Самый очевидный ответ предполагал, что все живое на земле происходит от общего предка, у которого генетический код уже был жестко закреплен. Говоря об этом в философском ключе, можно было сказать, что жизнь возникла на Земле лишь однажды, в связи с чем ее возникновение казалось событием уникальным и почти невероятным, может быть даже совершенно исключительным. По мнению Крика, это заставляло предположить заражение — однократное занесение жизни на нашу планету. Он стал отстаивать идею, что жизнь была «посеяна» на Земле в форме бактериальных клонов единственного внеземного организма. Крик пошел еще дальше: принялся доказывать, что эти бактерии были преднамеренно посеяны на Земле неким инопланетным разумом с помощью космического корабля. Крик назвал подобный сценарий «направленной панспермией». Эту тему он разработал в книге «Жизнь как она есть», опубликованной в 1981 году. Мэтт Ридли в своей превосходной биографии Крика писал: «Предмет этой книги вызвал немало удивления. Великий Крик пишет об инопланетных жизненных формах, рассеиваемых во Вселенной космическим кораблем? Не слишком ли успех вскружил ему голову?» Действительно ли идея случайного кода оправдывает столь далеко идущие философские выводы — вопрос спорный. Чтобы код прошел через «бутылочное горлышко», не требуется, чтобы определенный его вариант имел какие-то особые преимущества перед другими. Сильный отбор по любому признаку, хотя бы и в результате исключительного события, например столкновения с Землей астероида, вполне мог истребить все живое на планете, кроме потомков единственного клона, которые по определению должны были обладать только одним вариантом кода. Так или иначе, Крик не вовремя выдвинул свою идею направленной панспермии. Как раз в начале 80-х годов, когда он писал свою книгу, стало ясно, что генетический код нельзя считать ни застывшим, ни случайным. В нем есть скрытые закономерности, своего рода «код внутри кодонов», дающий нам ключи к разгадке тайны происхождения нашего кода, возникшего почти четыре миллиарда лет назад. Теперь мы знаем, что он представляет собой не тот жалкий шифр, который так разочаровал в свое время криптографов, а единственный в своем роде код из миллиона возможных, способный противостоять изменениям и одновременно ускорять ход эволюции.

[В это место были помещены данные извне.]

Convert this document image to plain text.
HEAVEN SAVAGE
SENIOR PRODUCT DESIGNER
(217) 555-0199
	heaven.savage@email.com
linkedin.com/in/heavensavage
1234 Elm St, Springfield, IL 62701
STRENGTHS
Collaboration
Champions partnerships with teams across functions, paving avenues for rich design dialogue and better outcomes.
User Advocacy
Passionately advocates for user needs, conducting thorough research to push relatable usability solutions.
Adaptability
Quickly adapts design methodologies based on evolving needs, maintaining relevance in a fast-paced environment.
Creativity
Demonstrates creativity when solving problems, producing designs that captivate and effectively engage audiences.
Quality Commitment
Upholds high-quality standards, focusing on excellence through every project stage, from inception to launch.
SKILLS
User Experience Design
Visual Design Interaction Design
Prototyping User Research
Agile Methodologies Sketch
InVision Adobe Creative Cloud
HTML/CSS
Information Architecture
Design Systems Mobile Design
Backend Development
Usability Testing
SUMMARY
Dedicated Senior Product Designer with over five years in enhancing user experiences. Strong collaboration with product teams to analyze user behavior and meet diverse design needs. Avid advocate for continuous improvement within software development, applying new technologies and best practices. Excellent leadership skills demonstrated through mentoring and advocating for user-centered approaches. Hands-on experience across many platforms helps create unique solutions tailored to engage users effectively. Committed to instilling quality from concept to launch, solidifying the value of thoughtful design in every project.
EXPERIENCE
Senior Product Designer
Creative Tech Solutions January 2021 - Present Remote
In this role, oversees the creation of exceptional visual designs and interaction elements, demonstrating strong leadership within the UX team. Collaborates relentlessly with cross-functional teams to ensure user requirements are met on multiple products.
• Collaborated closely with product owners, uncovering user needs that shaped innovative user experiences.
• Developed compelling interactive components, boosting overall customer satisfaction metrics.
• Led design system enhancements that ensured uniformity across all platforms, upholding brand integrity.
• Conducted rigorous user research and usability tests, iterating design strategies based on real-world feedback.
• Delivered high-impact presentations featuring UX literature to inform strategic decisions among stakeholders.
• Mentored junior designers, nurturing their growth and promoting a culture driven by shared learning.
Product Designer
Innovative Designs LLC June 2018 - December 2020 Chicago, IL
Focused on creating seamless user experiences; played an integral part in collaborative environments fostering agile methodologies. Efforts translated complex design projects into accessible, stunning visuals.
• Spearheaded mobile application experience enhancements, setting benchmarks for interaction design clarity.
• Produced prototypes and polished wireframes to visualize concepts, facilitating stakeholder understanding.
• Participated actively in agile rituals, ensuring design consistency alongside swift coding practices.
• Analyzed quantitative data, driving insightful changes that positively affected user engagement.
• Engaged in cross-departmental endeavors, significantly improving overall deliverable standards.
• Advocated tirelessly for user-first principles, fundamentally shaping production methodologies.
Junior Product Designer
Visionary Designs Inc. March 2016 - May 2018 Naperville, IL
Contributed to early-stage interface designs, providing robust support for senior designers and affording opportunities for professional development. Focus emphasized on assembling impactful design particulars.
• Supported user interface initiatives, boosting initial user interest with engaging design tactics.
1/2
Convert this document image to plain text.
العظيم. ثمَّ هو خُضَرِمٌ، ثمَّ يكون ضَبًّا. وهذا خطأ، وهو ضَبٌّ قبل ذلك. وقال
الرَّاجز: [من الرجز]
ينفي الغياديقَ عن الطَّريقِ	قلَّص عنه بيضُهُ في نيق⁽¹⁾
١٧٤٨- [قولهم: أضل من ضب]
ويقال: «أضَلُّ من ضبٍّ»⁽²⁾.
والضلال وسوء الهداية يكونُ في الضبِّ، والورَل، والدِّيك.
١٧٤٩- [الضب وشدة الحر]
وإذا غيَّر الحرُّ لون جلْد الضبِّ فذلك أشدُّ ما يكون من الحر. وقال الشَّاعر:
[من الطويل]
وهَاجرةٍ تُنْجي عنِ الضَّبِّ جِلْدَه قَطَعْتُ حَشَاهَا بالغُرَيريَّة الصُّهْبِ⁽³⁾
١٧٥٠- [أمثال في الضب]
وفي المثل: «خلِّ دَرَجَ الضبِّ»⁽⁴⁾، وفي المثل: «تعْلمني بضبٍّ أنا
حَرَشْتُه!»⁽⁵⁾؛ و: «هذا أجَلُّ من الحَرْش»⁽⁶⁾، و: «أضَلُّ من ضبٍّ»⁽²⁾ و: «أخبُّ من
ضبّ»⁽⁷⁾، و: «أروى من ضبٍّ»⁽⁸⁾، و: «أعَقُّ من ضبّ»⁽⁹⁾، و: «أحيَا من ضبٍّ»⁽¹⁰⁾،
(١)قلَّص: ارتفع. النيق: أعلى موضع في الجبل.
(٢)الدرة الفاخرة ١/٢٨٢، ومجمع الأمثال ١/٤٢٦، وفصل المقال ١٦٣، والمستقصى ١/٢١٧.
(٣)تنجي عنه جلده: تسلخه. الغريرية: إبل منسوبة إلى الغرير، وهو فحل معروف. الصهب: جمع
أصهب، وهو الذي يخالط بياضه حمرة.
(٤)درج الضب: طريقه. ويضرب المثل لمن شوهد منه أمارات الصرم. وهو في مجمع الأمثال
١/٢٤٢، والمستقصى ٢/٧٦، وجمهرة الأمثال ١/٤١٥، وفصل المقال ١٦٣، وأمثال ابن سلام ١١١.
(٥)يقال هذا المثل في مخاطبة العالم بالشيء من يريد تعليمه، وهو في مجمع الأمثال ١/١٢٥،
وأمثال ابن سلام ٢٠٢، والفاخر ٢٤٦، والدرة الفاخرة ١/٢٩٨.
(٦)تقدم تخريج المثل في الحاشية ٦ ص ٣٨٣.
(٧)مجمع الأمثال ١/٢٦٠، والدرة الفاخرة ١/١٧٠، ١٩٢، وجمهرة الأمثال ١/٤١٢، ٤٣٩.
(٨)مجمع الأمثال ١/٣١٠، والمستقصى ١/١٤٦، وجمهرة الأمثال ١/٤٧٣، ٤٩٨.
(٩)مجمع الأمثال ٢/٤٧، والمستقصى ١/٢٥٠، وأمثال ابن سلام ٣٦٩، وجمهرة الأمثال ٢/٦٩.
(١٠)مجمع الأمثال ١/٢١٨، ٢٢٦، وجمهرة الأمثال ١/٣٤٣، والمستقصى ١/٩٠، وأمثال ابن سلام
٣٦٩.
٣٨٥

Код внутри кодонов! С 60-х годов в генетическом коде выявили целый ряд закономерностей, но большинство из них легко было отбросить как обыкновенный статистический шум (что, собственно, и делал Крик). Казалось даже, будто совокупность этих закономерностей не несет особого смысла. Хороший вопрос — почему так казалось. Этим вопросом задался калифорнийский биохимик Брайан Дэвис, уже давно интересовавшийся корнями генетического кода. Он отмечает, что сама идея «застывшей случайности» погасила интерес к проблеме происхождения кода. Какой смысл изучать происхождение случайности? Случайности случаются, только и всего. Кроме того, по мнению Дэвиса, те немногие исследователи, которые продолжали интересоваться этой проблемой, пошли по ложному пути, ухватившись за наиболее популярную в то время идею первичного бульона. Если генетический код возник в таком бульоне, то он должен восходить к молекулам, возникновение которых в результате происходивших в таком бульоне физических и химических процессов особенно вероятно. А это заставляло предположить, что в основе кода лежал некий базовый набор аминокислот, а все остальное добавилось позже. Истины в этой идее было ровно столько, чтобы данные, свидетельствующие в ее пользу, производили сильнейшее впечатление, хотя в действительности они лишь сбивали с толку. Смысл закономерностей генетического кода мы начинаем понимать лишь тогда, когда рассматриваем его как продукт биосинтеза, то есть продукт клеток, способных синтезировать собственные «строительные блоки» из водорода и углекислого газа.